# File I/O

The `File` class is a comprehensive, static utility for handling various file input and output (I/O) operations. It provides a unified interface to read data from multiple file formats, write data to files, and manage files and folders on the local filesystem.

Since all methods in this class are **static**, you do not need to create an instance of it.

{% hint style="warning" %}
IMPORTANT

It is crucial to understand *where* the `File` functions are executed.&#x20;

1. Heisenware Platform\
   If you use them just directly as they are, all functions are "seeing" the file system of the platform installation itself. This is equivalent of what you can see when using the [Resources](https://docs.heisenware.com/app-builder/build-backend/internal-file-server) browser. The route path to all resources is called `/shared`. Hence, to refer to a file in the uploads folder the full path looks like: `/shared/uploads/test.csv`
2. Your local OS\
   Very often you want to deal with files that are physically located on your premises. In that case you first have to compile, download and install an [Agent](https://docs.heisenware.com/app-builder/build-backend/functions-library/agents) containing this `File` class. Once, taking the functions out of the agent, the underlying file system reflects the one the agent is running on (your local OS).
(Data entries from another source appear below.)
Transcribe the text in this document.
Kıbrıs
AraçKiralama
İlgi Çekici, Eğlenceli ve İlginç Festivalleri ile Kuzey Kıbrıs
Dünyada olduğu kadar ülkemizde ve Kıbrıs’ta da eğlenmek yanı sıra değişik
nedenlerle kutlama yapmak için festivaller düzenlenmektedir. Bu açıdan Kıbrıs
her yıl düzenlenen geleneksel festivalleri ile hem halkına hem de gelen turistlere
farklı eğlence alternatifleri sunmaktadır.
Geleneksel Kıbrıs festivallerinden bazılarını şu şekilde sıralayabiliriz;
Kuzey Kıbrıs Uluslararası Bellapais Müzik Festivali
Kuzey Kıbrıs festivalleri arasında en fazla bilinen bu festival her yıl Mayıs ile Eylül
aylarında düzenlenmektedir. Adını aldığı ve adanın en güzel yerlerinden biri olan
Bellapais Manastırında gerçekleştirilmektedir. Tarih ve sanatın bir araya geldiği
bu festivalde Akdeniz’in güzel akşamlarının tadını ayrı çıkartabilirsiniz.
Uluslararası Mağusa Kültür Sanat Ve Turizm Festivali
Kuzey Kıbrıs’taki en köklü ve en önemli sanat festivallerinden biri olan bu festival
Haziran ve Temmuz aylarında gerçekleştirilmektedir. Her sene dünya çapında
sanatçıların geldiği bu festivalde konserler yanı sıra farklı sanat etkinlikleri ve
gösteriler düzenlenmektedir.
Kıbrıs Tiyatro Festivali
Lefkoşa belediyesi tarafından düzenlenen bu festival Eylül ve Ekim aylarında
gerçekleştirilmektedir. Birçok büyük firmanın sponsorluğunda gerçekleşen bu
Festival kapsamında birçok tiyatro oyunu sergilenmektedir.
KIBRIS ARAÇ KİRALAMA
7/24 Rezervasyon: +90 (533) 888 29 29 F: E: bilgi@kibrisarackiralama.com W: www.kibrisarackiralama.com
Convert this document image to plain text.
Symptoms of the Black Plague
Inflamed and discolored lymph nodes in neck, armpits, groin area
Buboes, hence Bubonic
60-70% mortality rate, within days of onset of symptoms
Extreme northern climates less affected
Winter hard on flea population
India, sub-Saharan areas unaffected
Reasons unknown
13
Now, the file paths are the regular ones that you would use yourself to open your local files, like: `C:\Users\YourUserName\Documents/test.csv`
   {% endhint %}

{% hint style="danger" %}
Pitfall on Windows

When referring to paths on a windows OS, remember to quote the YAML input as otherwise a `C:\Users` would be parsed as an object with key `C` and value `\Users`. So, define it like: `'C:\Users'`
{% endhint %}

## Universal Read Function

### read

Reads a file from disk and automatically parses its content based on the file extension. This function acts as a convenient wrapper, calling the appropriate specific read function (e.g., `readCsv`, `readPdf`) for you.

**Parameters**

* `filename`: The full path to the file.
* `options`: An optional object containing configuration options specific to the file type being read.

Example

Goal: Automatically parse a file without knowing its type beforehand.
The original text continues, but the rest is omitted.